Business interruption policies - who’s entitled to a payout?
High court ruling
In mid-September the High Court ruled against insurance companies which had refused to pay out on claims made on businesses interruption policies. The case was taken by the Financial Conduct Authority (FCA) on behalf of businesses that suffered significant financial loss or closure because of the coronavirus lockdown. The ruling affects most but not all business interruption policies but is mainly relevant to small and medium-sized enterprises (SMEs).
A cross-section of policies
The High Court looked at 21 sample policies of the type insurance companies issue to SMEs. It considered the key policy clauses which might entitle you to make a valid claim. The clauses apply where financial losses result from:
- Disease. This is for the consequences of the occurrence of a notifiable disease within a specified radius of your business premises.

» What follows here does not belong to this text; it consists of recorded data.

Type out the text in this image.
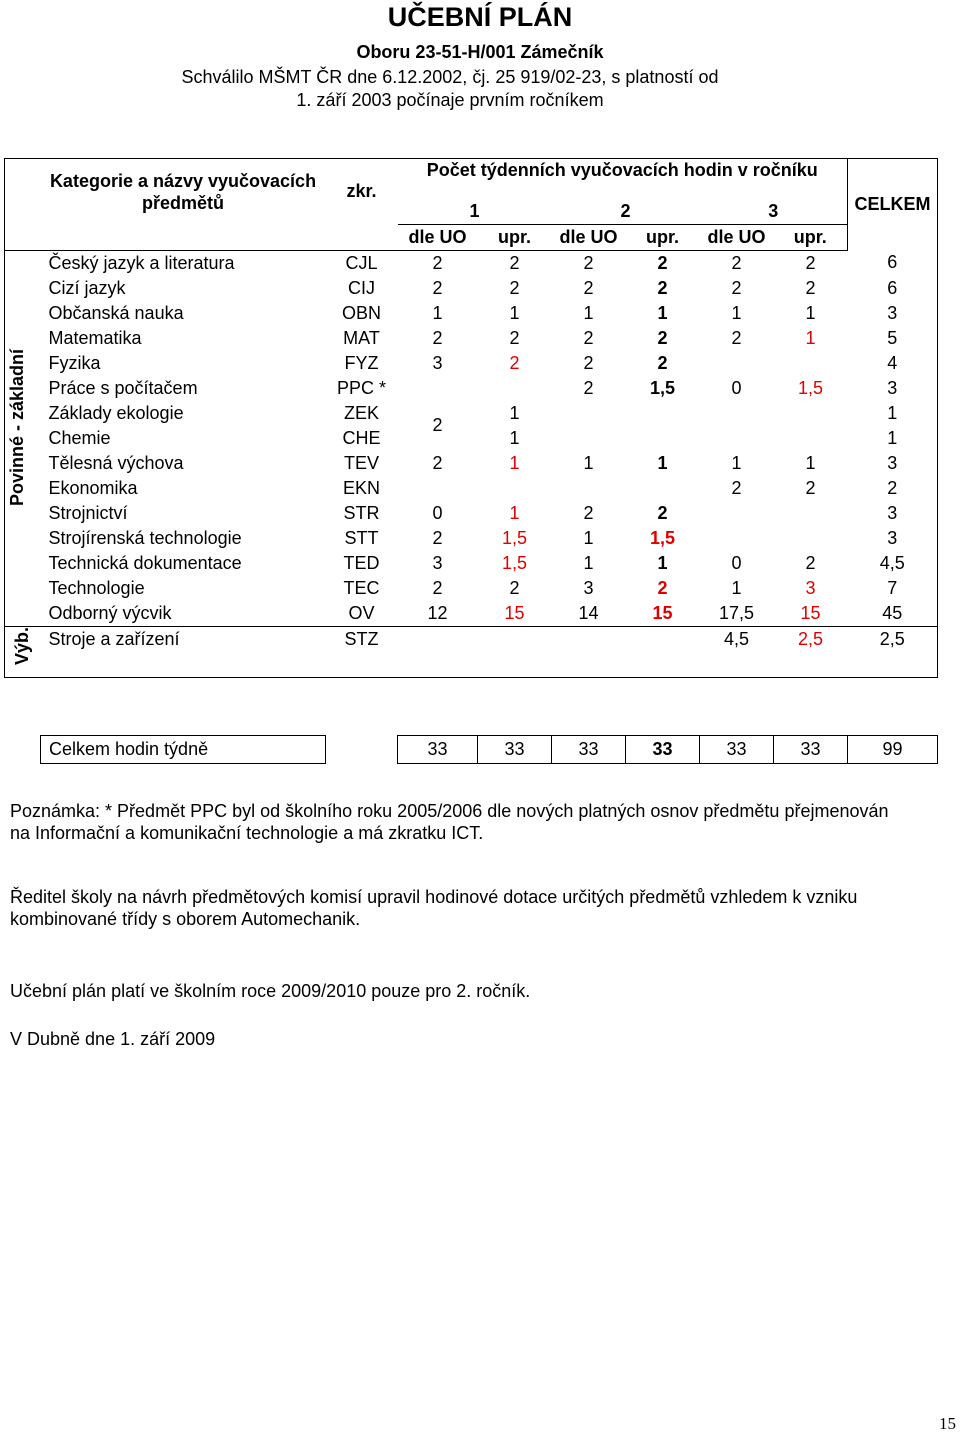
UČEBNÍ PLÁN
Oboru 23-51-H/001 Zámečník
Schválilo MŠMT ČR dne 6.12.2002, čj. 25 919/02-23, s platností od 1. září 2003 počínaje prvním ročníkem
	Kategorie a názvy vyučovacích předmětů	zkr.	Počet týdenních vyučovacích hodin v ročníku						CELKEM
			1		2		3		
			dle UO	upr.	dle UO	upr.	dle UO	upr.	

Povinné - základní	Český jazyk a literatura	CJL	2	2	2	2	2	2	6
	Cizí jazyk	CIJ	2	2	2	2	2	2	6
	Občanská nauka	OBN	1	1	1	1	1	1	3
	Matematika	MAT	2	2	2	2	2	1	5
	Fyzika	FYZ	3	2	2	2			4
	Práce s počítačem	PPC *			2	1,5	0	1,5	3
	Základy ekologie	ZEK	2	1					1
	Chemie	CHE		1					1
	Tělesná výchova	TEV	2	1	1	1	1	1	3
	Ekonomika	EKN					2	2	2
	Strojnictví	STR	0	1	2	2			3
	Strojírenská technologie	STT	2	1,5	1	1,5			3
	Technická dokumentace	TED	3	1,5	1	1	0	2	4,5
	Technologie	TEC	2	2	3	2	1	3	7
	Odborný výcvik	OV	12	15	14	15	17,5	15	45

Výb.	Stroje a zařízení	STZ					4,5	2,5	2,5

Celkem hodin týdně		33	33	33	33	33	33	99
Poznámka: * Předmět PPC byl od školního roku 2005/2006 dle nových platných osnov předmětu přejmenován na Informační a komunikační technologie a má zkratku ICT.
Ředitel školy na návrh předmětových komisí upravil hodinové dotace určitých předmětů vzhledem k vzniku kombinované třídy s oborem Automechanik.
Učební plán platí ve školním roce 2009/2010 pouze pro 2. ročník.
V Dubně dne 1. září 2009
15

- Prevention of access. This is cover where there’s been prevention or hindrance of access to or use of your business premises because of central government or another authority’s action or restrictions.
- Hybrid conditions. This refers to cover which is a hybrid of the first two categories, where restrictions are imposed on your business premises because of a notifiable disease.
The High Court indicated that businesses with policies including one or all of those clauses might be entitled to payment for their losses, especially those with the “disease” or “hybrid” clause. But what does this mean to policyholders?
Case-by-case consideration
Having a policy which includes one of the key clauses doesn’t mean you automatically qualify for a payout. You still need to show that your business suffered financial loss and that it resulted from the issues referred to in the policy clause. For example, say a delivery service increased its business during the lockdown but ultimately lost money because its main customer went bust and couldn’t pay. The insurance company’s liability to the delivery business, if any, is not clear. Ultimately, each claim must be considered on the circumstances which apply specifically to the claimant.
What’s the point of the ruling?
The decision means that if your policy includes one of the key clauses there’s no need for you to prove that it covers coronavirus-related financial losses. Unless the High Court’s decision is overturned you are entitled to make a claim and move straight on to demonstrating that the loss was caused by coronavirus and how much the loss was.
What next?
It seems likely that insurance companies will appeal against the ruling. In the meantime, if you have a business interruption policy, you ought to have received a letter from the insurance company telling you what they plan to do about existing and future claims. If you haven’t received a letter you should contact your insurance company or broker.